If the block producer is playing the lottery, they can commit a known secret number, then tamper with the blockhash such that the final outcome is favorable.
Now that Ethereum has moved to proof of stake, this attack is harder to pull off, because the malicious producer must be the block producer at the exact block of the reveal.
But if you want to be safe against malicious block producers, you should use chainlink VRF (described next).
A financially equipped attacker can exploit this scheme if sufficiently motivated. Let’s say we pay out a player if the blockhash is even.
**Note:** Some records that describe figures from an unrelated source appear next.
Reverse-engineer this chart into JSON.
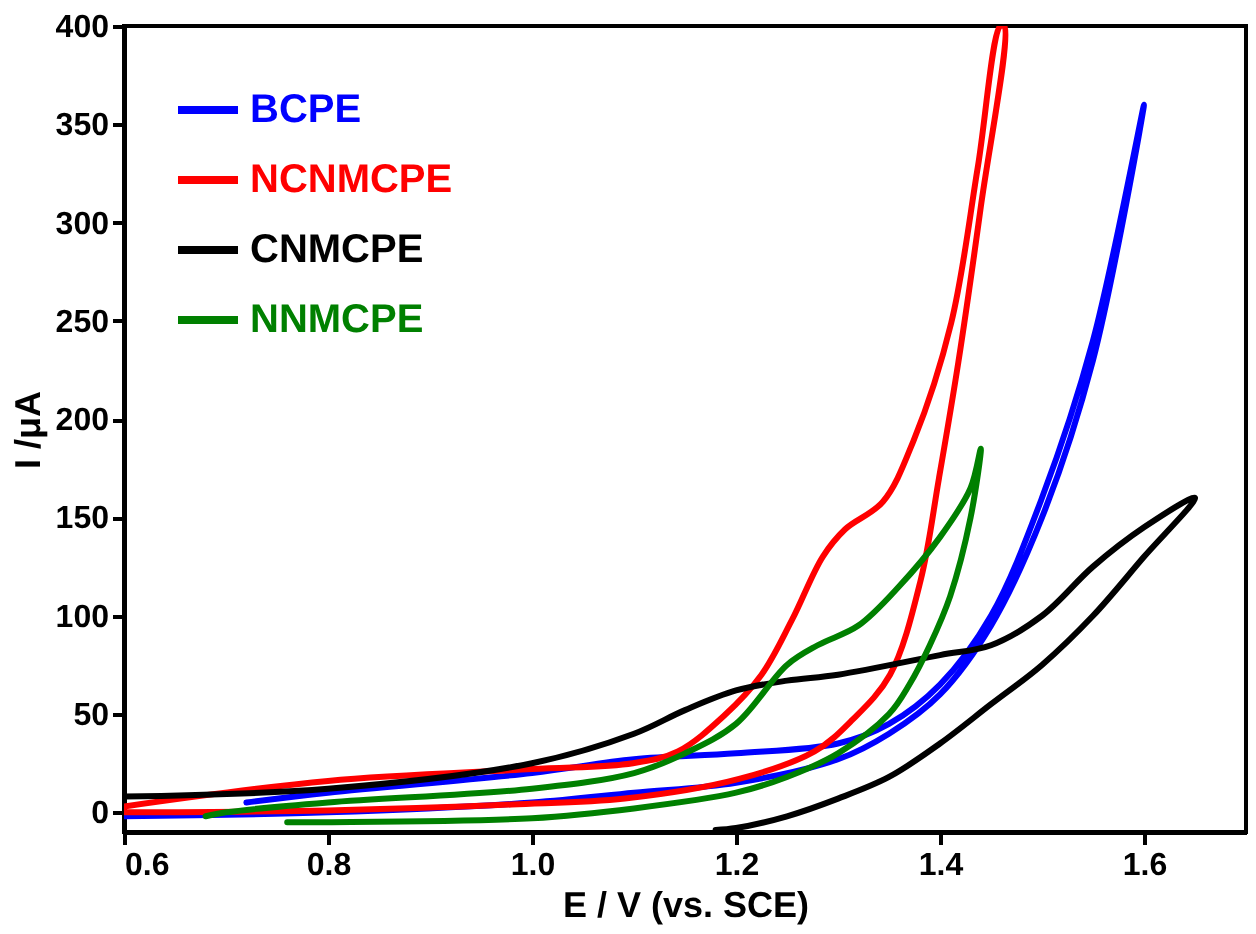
{
  "chart_data": {
    "type": "line",
    "xlabel": "E / V (vs. SCE)",
    "ylabel": "I /μA",
    "xlim": [
      0.6,
      1.7
    ],
    "ylim": [
      -10,
      400
    ],
    "xticks": [
      {
        "value": 0.6,
        "label": "0.6"
      },
      {
        "value": 0.8,
        "label": "0.8"
      },
      {
        "value": 1.0,
        "label": "1.0"
      },
      {
        "value": 1.2,
        "label": "1.2"
      },
      {
        "value": 1.4,
        "label": "1.4"
      },
      {
        "value": 1.6,
        "label": "1.6"
      }
    ],
    "yticks": [
      0,
      50,
      100,
      150,
      200,
      250,
      300,
      350,
      400
    ],
    "grid": false,
    "legend": "top left",
    "marker": "none",
    "line_style": "solid",
    "series": [
      {
        "name": "BCPE",
        "color": "#0000ff",
        "x": [
          0.6,
          0.8,
          1.0,
          1.1,
          1.2,
          1.3,
          1.35,
          1.4,
          1.45,
          1.5,
          1.55,
          1.6,
          1.55,
          1.5,
          1.45,
          1.4,
          1.35,
          1.3,
          1.2,
          1.1,
          1.0,
          0.8,
          0.72
        ],
        "values": [
          -2,
          0,
          5,
          10,
          15,
          27,
          40,
          60,
          95,
          150,
          230,
          360,
          240,
          160,
          100,
          65,
          45,
          35,
          30,
          27,
          20,
          10,
          5
        ]
      },
      {
        "name": "NCNMCPE",
        "color": "#ff0000",
        "x": [
          0.6,
          0.8,
          1.0,
          1.099,
          1.143,
          1.188,
          1.225,
          1.255,
          1.285,
          1.307,
          1.344,
          1.374,
          1.411,
          1.437,
          1.459,
          1.463,
          1.44,
          1.418,
          1.399,
          1.381,
          1.351,
          1.314,
          1.277,
          1.203,
          1.091,
          0.98,
          0.8,
          0.6
        ],
        "values": [
          3,
          16,
          22,
          25,
          31,
          49,
          70,
          98,
          130,
          144,
          158,
          189,
          249,
          328,
          400,
          400,
          308,
          229,
          170,
          118,
          70,
          47,
          31,
          17,
          7,
          4,
          1,
          0
        ]
      },
      {
        "name": "CNMCPE",
        "color": "#000000",
        "x": [
          0.6,
          0.8,
          1.0,
          1.1,
          1.15,
          1.2,
          1.25,
          1.3,
          1.4,
          1.45,
          1.5,
          1.55,
          1.6,
          1.65,
          1.6,
          1.55,
          1.5,
          1.45,
          1.4,
          1.35,
          1.3,
          1.25,
          1.2,
          1.18
        ],
        "values": [
          8,
          12,
          25,
          40,
          52,
          62,
          67,
          70,
          80,
          85,
          100,
          125,
          145,
          160,
          130,
          100,
          75,
          55,
          35,
          18,
          7,
          -2,
          -8,
          -9
        ]
      },
      {
        "name": "NNMCPE",
        "color": "#008000",
        "x": [
          0.68,
          0.7,
          0.8,
          1.0,
          1.1,
          1.15,
          1.2,
          1.25,
          1.28,
          1.32,
          1.36,
          1.4,
          1.43,
          1.44,
          1.43,
          1.41,
          1.39,
          1.37,
          1.35,
          1.3,
          1.25,
          1.2,
          1.1,
          1.0,
          0.8,
          0.76
        ],
        "values": [
          -2,
          0,
          5,
          12,
          20,
          30,
          45,
          75,
          85,
          95,
          115,
          140,
          165,
          185,
          150,
          110,
          85,
          65,
          50,
          30,
          18,
          10,
          2,
          -3,
          -5,
          -5
        ]
      }
    ]
  }
}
The attacker can flood the network with high gas transactions to prevent the reveal transaction between blocks 20 and 276. Remember, the blockhash produces zero if the look back is greater than 256. This would be very expensive for the attacker, but it is still a possible attack vector.
Much has already been written online about how to generate random numbers with Chainlink VRF (Verifiable Random Function). Their documentation is very good and easy to follow. But here is how it works in a nutshell.
The smart contract that wants a random number calls the chainlink smart contract requesting a random number (and paying some LINK to cover the cost).
Chainlink will accept the request and wait a specified number of blocks and call back the contract that requested the random number. Chainlink’s algorithm for generating the random number is transparent, so anyone can validate it was created in a fair manner.
Chainlink cannot do this in on transaction, or a malicious player could revert the transaction if they get an outcome they don’t like.
Due to the possibility of chain reorganization, the application specify that the callback happen further into the future for high value use cases.
Chainlink initiates the second transaction, so this saves the user the trouble of authorizing a second transaction. However, there is a literal price to this convenience, as not only must the user pay the gas cost, they (or the application) must also pay LINK token to use the service.
I have to give credit to a conversation I had with gaspack.xyz who came up with the core of this idea.
On obvious UX problem with the above solutions is that they require a delay of some sort, and potentially two transactions. In a blockchain game, players might not appreciate the delay.
How can you do this without creating a vulnerable smart contract?
A semi-decentralized way to get random numbers is to have an offchain random number generator create and cryptographically sign a random number, the sender, and a future blocknumber.
That random number will be concatenated with the future blockhash, and the resulting string will be hashed. This produces the random number. The smart contract responsible for distributing the reward verifies the signature against the sender and block number.
Even if the offchain random number generator isn’t perfectly random, or even slightly malicious, it can’t predict future blockhashes, and doesn’t know what it’s random number will be concatenated with. Because the signature is only valid at a particular block, the player cannot wait for a favorable block before they roll the dice.
There are three ways this scheme can be weak:
The miner controls both the random number generator and is the block producer at the specified time. As long as the block producer and the random number generator don’t collude, this scheme is safe.
The random number produces the same number over and over. In this case, the miner can easily predict how he or she should tamper with the hash.
There needs to be a way for players to avoid getting several random numbers so they can try until results are favorable. This necessarily requires some kind of off-chain gating which will likely be less transparent and secure.
It is possible to mitigate these drawbacks to a certain degree by further decentralizing the random number producer. For example, you could use block hashes on the bitcoin network as a source of random numbers. This will make it transparent if funny business is going on.